Bridging KAN and MLP: MJKAN, a Hybrid Architecture with Both Efficiency and Expressiveness
This work addresses the problem of inefficient and underperforming neural network architectures for researchers and practitioners in machine learning, offering a flexible hybrid solution, though it is incremental as it builds on existing KAN and MLP methods.
The paper tackled the practical limitations of Kolmogorov-Arnold Networks (KANs), such as high computational costs and performance deficits, by proposing MJKAN, a hybrid architecture that integrates a FiLM-like mechanism with Radial Basis Function activations; the results show MJKAN achieves superior approximation in function regression tasks, significantly outperforming MLPs, with performance improving as the number of basis functions increases, while being competitive with MLPs in image and text classification but requiring careful tuning of basis size to prevent overfitting.

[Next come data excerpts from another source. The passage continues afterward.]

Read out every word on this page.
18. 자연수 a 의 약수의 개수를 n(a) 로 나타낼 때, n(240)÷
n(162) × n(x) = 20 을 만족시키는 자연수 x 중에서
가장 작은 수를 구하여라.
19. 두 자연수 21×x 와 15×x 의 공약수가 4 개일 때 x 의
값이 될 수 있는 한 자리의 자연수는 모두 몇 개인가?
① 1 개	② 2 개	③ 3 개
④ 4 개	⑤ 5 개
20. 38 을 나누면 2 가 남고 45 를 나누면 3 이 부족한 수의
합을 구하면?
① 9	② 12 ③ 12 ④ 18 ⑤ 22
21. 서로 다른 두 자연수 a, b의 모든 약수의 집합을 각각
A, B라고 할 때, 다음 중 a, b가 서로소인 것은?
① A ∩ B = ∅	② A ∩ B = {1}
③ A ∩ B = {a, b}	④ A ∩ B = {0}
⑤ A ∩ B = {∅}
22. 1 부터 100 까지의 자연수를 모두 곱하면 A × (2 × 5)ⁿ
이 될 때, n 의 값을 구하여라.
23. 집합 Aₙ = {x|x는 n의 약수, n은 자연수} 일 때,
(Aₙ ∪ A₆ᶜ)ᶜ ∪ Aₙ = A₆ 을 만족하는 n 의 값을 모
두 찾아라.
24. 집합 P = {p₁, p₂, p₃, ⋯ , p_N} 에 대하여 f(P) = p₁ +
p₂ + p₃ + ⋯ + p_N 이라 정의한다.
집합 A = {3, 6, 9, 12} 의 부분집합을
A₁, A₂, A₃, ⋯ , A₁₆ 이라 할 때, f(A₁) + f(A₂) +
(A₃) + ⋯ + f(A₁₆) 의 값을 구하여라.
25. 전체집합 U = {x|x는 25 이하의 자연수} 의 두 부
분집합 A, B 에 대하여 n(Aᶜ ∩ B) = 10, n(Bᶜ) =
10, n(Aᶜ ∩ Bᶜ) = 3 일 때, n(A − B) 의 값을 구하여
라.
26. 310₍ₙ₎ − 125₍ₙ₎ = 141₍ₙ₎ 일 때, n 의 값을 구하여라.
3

Kolmogorov-Arnold Networks (KANs) have garnered attention for replacing fixed activation functions with learnable univariate functions, but they exhibit practical limitations, including high computational costs and performance deficits in general classification tasks. In this paper, we propose the Modulation Joint KAN (MJKAN), a novel neural network layer designed to overcome these challenges. MJKAN integrates a FiLM (Feature-wise Linear Modulation)-like mechanism with Radial Basis Function (RBF) activations, creating a hybrid architecture that combines the non-linear expressive power of KANs with the efficiency of Multilayer Perceptrons (MLPs). We empirically validated MJKAN's performance across a diverse set of benchmarks, including function regression, image classification (MNIST, CIFAR-10/100), and natural language processing (AG News, SMS Spam). The results demonstrate that MJKAN achieves superior approximation capabilities in function regression tasks, significantly outperforming MLPs, with performance improving as the number of basis functions increases. Conversely, in image and text classification, its performance was competitive with MLPs but revealed a critical dependency on the number of basis functions. We found that a smaller basis size was crucial for better generalization, highlighting that the model's capacity must be carefully tuned to the complexity of the data to prevent overfitting. In conclusion, MJKAN offers a flexible architecture that inherits the theoretical advantages of KANs while improving computational efficiency and practical viability.